🤖 AI Summary
This work addresses the security threat posed by malicious participants in federated fine-tuning of large language models, who can degrade global performance through manipulative updates. To this end, the paper proposes AugMP, a novel attack strategy that, for the first time, integrates graph representation learning into federated fine-tuning. AugMP employs graph neural networks to model feature correlations among benign updates, thereby generating malicious updates that are both highly effective and stealthy. It further leverages an augmented Lagrangian dual optimization framework to embed adversarial objectives while preserving the statistical characteristics of benign parameter distributions. Experimental results demonstrate that AugMP can reduce global accuracy by up to 26% and local proxy accuracy by up to 22% across multiple large language models, while effectively evading mainstream defenses based on distance- or similarity-based detection mechanisms.
📝 Abstract
Federated fine-tuning (FFT) has emerged as a privacy-preserving paradigm for collaboratively adapting large language models (LLMs).
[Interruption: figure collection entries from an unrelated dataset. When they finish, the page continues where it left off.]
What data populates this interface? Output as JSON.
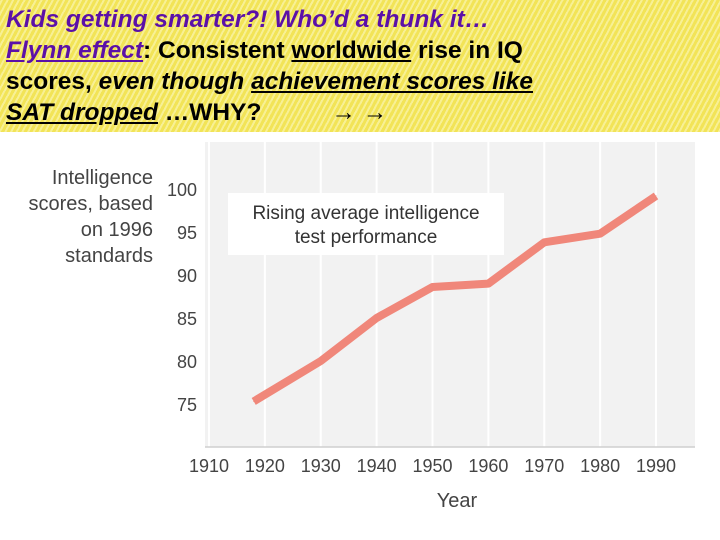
{
  "header": {
    "line1": "Kids getting smarter?!  Who’d a thunk it…",
    "line2_a": "Flynn effect",
    "line2_b": ":  Consistent ",
    "line2_c": "worldwide",
    "line2_d": " rise in IQ",
    "line3_a": "scores, ",
    "line3_b": "even though ",
    "line3_c": "achievement scores like",
    "line4_a": "SAT dropped",
    "line4_b": "   …WHY?",
    "arrows": "→ →"
  },
  "colors": {
    "purple": "#5b10a8",
    "line": "#f0877a",
    "highlighter": "#f1e24e"
  },
  "chart_data": {
    "type": "line",
    "ylabel_lines": [
      "Intelligence",
      "scores, based",
      "on 1996",
      "standards"
    ],
    "xlabel": "Year",
    "annotation_lines": [
      "Rising average intelligence",
      "test performance"
    ],
    "x": [
      1918,
      1930,
      1940,
      1950,
      1960,
      1970,
      1980,
      1990
    ],
    "y": [
      75.3,
      80,
      85,
      88.6,
      89,
      93.8,
      94.8,
      99.2
    ],
    "xlim": [
      1910,
      1990
    ],
    "ylim": [
      75,
      100
    ],
    "xticks": [
      1910,
      1920,
      1930,
      1940,
      1950,
      1960,
      1970,
      1980,
      1990
    ],
    "yticks": [
      75,
      80,
      85,
      90,
      95,
      100
    ],
    "grid": "vertical"
  }
}
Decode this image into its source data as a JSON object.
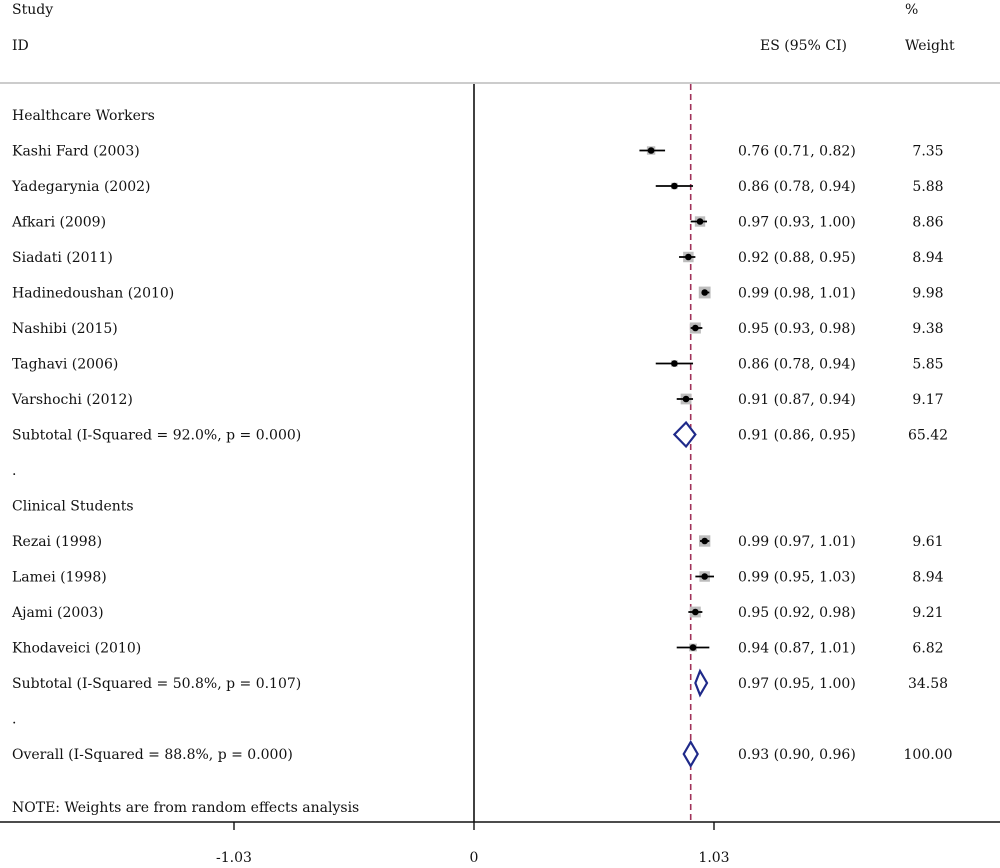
{
  "header": {
    "study": "Study",
    "id": "ID",
    "es_ci": "ES (95% CI)",
    "pct": "%",
    "weight": "Weight"
  },
  "note": "NOTE: Weights are from random effects analysis",
  "colors": {
    "diamond": "#1f2a8a",
    "reference_line": "#a0325a",
    "box": "#bdbdbd",
    "axis": "#111111"
  },
  "chart_data": {
    "type": "forest",
    "overall_line": 0.93,
    "null_line": 0,
    "x_ticks": [
      -1.03,
      0,
      1.03
    ],
    "x_tick_labels": [
      "-1.03",
      "0",
      "1.03"
    ],
    "rows": [
      {
        "kind": "group",
        "label": "Healthcare Workers"
      },
      {
        "kind": "study",
        "label": "Kashi Fard (2003)",
        "es": 0.76,
        "lo": 0.71,
        "hi": 0.82,
        "ci_text": "0.76 (0.71, 0.82)",
        "weight": "7.35"
      },
      {
        "kind": "study",
        "label": "Yadegarynia (2002)",
        "es": 0.86,
        "lo": 0.78,
        "hi": 0.94,
        "ci_text": "0.86 (0.78, 0.94)",
        "weight": "5.88"
      },
      {
        "kind": "study",
        "label": "Afkari (2009)",
        "es": 0.97,
        "lo": 0.93,
        "hi": 1.0,
        "ci_text": "0.97 (0.93, 1.00)",
        "weight": "8.86"
      },
      {
        "kind": "study",
        "label": "Siadati (2011)",
        "es": 0.92,
        "lo": 0.88,
        "hi": 0.95,
        "ci_text": "0.92 (0.88, 0.95)",
        "weight": "8.94"
      },
      {
        "kind": "study",
        "label": "Hadinedoushan (2010)",
        "es": 0.99,
        "lo": 0.98,
        "hi": 1.01,
        "ci_text": "0.99 (0.98, 1.01)",
        "weight": "9.98"
      },
      {
        "kind": "study",
        "label": "Nashibi (2015)",
        "es": 0.95,
        "lo": 0.93,
        "hi": 0.98,
        "ci_text": "0.95 (0.93, 0.98)",
        "weight": "9.38"
      },
      {
        "kind": "study",
        "label": "Taghavi (2006)",
        "es": 0.86,
        "lo": 0.78,
        "hi": 0.94,
        "ci_text": "0.86 (0.78, 0.94)",
        "weight": "5.85"
      },
      {
        "kind": "study",
        "label": "Varshochi (2012)",
        "es": 0.91,
        "lo": 0.87,
        "hi": 0.94,
        "ci_text": "0.91 (0.87, 0.94)",
        "weight": "9.17"
      },
      {
        "kind": "subtotal",
        "label": "Subtotal  (I-Squared = 92.0%, p = 0.000)",
        "es": 0.91,
        "lo": 0.86,
        "hi": 0.95,
        "ci_text": "0.91 (0.86, 0.95)",
        "weight": "65.42"
      },
      {
        "kind": "spacer",
        "label": "."
      },
      {
        "kind": "group",
        "label": "Clinical Students"
      },
      {
        "kind": "study",
        "label": "Rezai (1998)",
        "es": 0.99,
        "lo": 0.97,
        "hi": 1.01,
        "ci_text": "0.99 (0.97, 1.01)",
        "weight": "9.61"
      },
      {
        "kind": "study",
        "label": "Lamei (1998)",
        "es": 0.99,
        "lo": 0.95,
        "hi": 1.03,
        "ci_text": "0.99 (0.95, 1.03)",
        "weight": "8.94"
      },
      {
        "kind": "study",
        "label": "Ajami (2003)",
        "es": 0.95,
        "lo": 0.92,
        "hi": 0.98,
        "ci_text": "0.95 (0.92, 0.98)",
        "weight": "9.21"
      },
      {
        "kind": "study",
        "label": "Khodaveici (2010)",
        "es": 0.94,
        "lo": 0.87,
        "hi": 1.01,
        "ci_text": "0.94 (0.87, 1.01)",
        "weight": "6.82"
      },
      {
        "kind": "subtotal",
        "label": "Subtotal  (I-Squared = 50.8%, p = 0.107)",
        "es": 0.97,
        "lo": 0.95,
        "hi": 1.0,
        "ci_text": "0.97 (0.95, 1.00)",
        "weight": "34.58"
      },
      {
        "kind": "spacer",
        "label": "."
      },
      {
        "kind": "overall",
        "label": "Overall  (I-Squared = 88.8%, p = 0.000)",
        "es": 0.93,
        "lo": 0.9,
        "hi": 0.96,
        "ci_text": "0.93 (0.90, 0.96)",
        "weight": "100.00"
      }
    ]
  }
}
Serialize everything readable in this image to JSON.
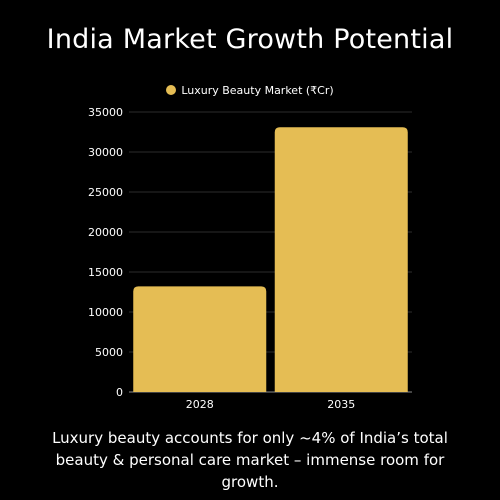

Built upon federated learning, FFT enables distributed agents to jointly refine a shared pretrained LLM by aggregating local LLM updates without sharing local raw data. However, FFT-based LLMs remain vulnerable to model manipulation threats, in which adversarial participants upload manipulated LLM updates that corrupt the aggregation process and degrade the performance of the global LLM. In this paper, we propose an Augmented Model maniPulation (AugMP) strategy against FFT-based LLMs. Specifically, we design a novel graph representation learning framework that captures feature correlations among benign LLM updates to guide the generation of malicious updates. To enhance manipulation effectiveness and stealthiness, we develop an iterative manipulation algorithm based on an augmented Lagrangian dual formulation. Through this formulation, malicious updates are optimized to embed adversarial objectives while preserving benign-like parameter characteristics. Experimental results across multiple LLM backbones demonstrate that the AugMP strategy achieves the strongest manipulation performance among all competing baselines, reducing the global LLM accuracy by up to 26% and degrading the average accuracy of local LLM agents by up to 22%. Meanwhile, AugMP maintains high statistical and geometric consistency with benign updates, enabling it to evade conventional distance- and similarity-based defense methods.